On Feeling Ancient
From the top of the hill, fifty square miles of sage flats. Watching the shadows of passing clouds rolling along the hillsides, over the mountains, the forests, and rivers. Fifty square miles of nothing except for an odd ranch or oil derrick, the sagebrush shining silver in the sunlight. To the west the Flattops are rising white against an impossible blue sky. Nothing on the air but a slight breeze and the rustle of aspen leaves, the gurgle of a distant creek.
What have I become, I wonder? Nearly everyday a flight from town into the mountains to read among the pine and aspen, to visit the river and to wade along the deep pools casting flies into the swirling darkness. I walk familiar old trails and visit special places where my history is written. I grew up in this canyon and it feels like home. In the past I always felt rushed, always felt like I had to keep moving. Today was always just a bump in the road before Tomorrow. Now I walk slowly as to observe this landscape with fresh eyes, not the arrogant eyes of youth. I feel both resigned and strangely whole, conflicted yet at peace… I feel ancient. It would be easy I think, to spend the rest of my days hiding here on the outskirts of the living, but time seems to have a way of healing our wounds, or at least numbing us to their pain. Our understanding of things evolves and grows. Life continues to be a work in progress.

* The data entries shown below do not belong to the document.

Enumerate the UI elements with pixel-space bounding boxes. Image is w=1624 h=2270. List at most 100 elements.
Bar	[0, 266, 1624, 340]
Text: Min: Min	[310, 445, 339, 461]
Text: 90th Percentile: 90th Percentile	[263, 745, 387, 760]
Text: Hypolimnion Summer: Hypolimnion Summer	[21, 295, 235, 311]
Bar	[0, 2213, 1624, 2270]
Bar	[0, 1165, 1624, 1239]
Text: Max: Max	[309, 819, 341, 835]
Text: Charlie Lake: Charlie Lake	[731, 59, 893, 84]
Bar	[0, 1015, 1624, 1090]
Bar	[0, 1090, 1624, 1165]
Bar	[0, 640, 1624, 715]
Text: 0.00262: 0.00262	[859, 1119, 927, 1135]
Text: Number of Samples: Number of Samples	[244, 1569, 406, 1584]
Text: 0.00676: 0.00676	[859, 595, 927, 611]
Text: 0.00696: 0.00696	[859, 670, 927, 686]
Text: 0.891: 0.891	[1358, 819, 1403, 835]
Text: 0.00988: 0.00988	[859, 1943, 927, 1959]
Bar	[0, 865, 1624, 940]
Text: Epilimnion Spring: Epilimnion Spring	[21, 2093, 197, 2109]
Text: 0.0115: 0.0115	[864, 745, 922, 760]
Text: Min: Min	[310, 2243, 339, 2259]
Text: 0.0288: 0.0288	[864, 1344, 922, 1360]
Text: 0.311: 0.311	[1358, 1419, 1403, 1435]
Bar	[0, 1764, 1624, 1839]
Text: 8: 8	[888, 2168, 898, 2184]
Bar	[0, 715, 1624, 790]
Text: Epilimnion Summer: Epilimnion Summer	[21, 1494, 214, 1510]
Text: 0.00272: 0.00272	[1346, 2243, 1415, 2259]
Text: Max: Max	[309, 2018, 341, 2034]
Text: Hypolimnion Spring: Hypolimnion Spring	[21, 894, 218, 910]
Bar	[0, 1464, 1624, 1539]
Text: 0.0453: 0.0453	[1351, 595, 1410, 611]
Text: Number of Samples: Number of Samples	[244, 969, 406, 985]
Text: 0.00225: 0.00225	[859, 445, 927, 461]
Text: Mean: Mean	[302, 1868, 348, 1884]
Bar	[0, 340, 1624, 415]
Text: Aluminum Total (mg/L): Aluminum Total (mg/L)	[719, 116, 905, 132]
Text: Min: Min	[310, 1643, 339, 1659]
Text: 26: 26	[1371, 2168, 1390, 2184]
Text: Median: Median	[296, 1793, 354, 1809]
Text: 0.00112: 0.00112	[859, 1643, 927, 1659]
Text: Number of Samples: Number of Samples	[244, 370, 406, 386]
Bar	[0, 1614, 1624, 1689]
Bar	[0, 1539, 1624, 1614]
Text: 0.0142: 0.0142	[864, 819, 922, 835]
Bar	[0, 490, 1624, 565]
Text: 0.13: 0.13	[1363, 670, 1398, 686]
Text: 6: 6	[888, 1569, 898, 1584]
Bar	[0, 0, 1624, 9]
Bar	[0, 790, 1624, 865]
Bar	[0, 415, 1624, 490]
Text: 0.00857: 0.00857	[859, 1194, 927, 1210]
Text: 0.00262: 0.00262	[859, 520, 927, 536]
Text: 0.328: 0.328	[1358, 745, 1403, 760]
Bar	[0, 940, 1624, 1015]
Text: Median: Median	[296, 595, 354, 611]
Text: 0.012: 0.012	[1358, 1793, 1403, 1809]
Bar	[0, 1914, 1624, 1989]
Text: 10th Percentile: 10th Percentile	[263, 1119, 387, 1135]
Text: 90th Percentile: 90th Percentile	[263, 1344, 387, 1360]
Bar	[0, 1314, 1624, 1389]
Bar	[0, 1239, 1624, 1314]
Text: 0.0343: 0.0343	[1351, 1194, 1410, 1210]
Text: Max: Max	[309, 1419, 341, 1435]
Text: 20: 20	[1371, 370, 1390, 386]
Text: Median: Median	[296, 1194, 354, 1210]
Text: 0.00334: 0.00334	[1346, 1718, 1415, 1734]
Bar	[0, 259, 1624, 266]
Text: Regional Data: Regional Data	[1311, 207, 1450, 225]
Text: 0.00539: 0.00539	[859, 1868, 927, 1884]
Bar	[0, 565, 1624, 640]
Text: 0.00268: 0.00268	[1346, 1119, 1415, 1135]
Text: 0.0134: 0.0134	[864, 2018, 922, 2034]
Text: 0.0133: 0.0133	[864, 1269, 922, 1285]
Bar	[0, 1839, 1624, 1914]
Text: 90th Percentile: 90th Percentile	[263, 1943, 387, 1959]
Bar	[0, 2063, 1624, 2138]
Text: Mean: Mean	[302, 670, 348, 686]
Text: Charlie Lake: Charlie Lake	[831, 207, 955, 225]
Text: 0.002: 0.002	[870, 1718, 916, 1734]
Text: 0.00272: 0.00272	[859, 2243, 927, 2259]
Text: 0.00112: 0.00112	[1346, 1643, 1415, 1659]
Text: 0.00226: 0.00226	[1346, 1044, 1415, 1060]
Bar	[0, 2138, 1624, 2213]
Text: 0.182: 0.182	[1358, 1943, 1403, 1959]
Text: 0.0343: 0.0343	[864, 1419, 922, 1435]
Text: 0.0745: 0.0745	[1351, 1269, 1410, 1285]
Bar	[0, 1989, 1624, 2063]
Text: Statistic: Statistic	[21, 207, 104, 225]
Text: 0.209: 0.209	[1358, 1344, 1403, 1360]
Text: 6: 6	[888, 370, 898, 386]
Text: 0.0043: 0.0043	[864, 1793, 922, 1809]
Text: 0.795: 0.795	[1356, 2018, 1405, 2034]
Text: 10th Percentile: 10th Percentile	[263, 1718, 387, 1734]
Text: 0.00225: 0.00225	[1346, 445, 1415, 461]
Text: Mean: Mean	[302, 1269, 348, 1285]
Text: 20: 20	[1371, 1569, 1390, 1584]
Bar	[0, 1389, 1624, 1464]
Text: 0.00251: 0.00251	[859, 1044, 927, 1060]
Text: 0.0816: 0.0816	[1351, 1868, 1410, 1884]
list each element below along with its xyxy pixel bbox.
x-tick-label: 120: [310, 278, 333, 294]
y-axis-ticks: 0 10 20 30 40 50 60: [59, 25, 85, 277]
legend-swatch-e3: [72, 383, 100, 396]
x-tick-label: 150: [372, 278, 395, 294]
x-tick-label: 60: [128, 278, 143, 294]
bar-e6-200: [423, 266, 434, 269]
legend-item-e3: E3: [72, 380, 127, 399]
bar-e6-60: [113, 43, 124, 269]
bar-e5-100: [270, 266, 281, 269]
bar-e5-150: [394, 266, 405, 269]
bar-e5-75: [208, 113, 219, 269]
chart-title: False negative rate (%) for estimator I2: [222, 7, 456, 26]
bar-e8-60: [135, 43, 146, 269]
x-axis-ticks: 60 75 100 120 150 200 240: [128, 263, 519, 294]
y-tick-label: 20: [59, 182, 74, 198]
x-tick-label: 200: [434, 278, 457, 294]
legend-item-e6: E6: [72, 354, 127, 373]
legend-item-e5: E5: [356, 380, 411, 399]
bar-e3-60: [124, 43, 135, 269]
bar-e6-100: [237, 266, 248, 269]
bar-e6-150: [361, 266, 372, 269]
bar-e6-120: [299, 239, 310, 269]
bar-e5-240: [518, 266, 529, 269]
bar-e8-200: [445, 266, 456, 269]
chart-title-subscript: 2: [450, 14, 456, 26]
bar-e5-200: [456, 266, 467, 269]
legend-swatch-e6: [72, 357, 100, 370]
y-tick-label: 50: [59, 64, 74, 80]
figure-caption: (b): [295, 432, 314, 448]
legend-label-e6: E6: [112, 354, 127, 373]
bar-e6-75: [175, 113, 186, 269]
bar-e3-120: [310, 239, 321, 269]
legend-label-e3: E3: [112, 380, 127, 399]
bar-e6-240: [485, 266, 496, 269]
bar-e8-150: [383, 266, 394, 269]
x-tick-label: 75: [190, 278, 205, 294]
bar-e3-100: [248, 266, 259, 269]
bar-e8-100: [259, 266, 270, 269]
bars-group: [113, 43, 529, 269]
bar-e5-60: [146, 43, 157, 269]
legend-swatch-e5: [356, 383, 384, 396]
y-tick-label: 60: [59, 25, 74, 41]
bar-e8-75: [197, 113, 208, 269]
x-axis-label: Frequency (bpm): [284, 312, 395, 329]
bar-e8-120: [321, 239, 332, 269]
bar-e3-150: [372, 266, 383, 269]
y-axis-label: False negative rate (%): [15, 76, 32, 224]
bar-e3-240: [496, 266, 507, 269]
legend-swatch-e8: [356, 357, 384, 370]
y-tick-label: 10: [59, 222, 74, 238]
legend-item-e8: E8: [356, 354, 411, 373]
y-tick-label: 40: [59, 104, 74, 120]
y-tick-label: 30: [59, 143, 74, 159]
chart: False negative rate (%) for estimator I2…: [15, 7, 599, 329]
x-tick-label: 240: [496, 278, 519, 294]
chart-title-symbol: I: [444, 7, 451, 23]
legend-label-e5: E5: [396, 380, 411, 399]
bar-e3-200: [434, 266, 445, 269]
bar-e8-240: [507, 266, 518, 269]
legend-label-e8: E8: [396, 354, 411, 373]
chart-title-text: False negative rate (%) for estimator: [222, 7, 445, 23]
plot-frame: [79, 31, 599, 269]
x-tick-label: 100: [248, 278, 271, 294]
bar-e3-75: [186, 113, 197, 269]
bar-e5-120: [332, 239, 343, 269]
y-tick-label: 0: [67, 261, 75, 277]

Shortly before the Death Meditation, just as I was beginning to feel my body shudder, I waded across the river one September day to a big inviting rock in the middle of the current. I lay there naked on that warm smooth stone, as though I might gain some energy from it. I felt so tired, and after a while I fell asleep to the river’s soothing song, the sun’s warmth on my skin. I spent the next six months thinking about that moment and wishing I had never awoken from that sleep. I wished I had died there on that warm stone because I suspect death may be easy. Now I just want to melt into this landscape, claw my way deep into the raw earth, awake in the Spring with a newfound hunger and thirst.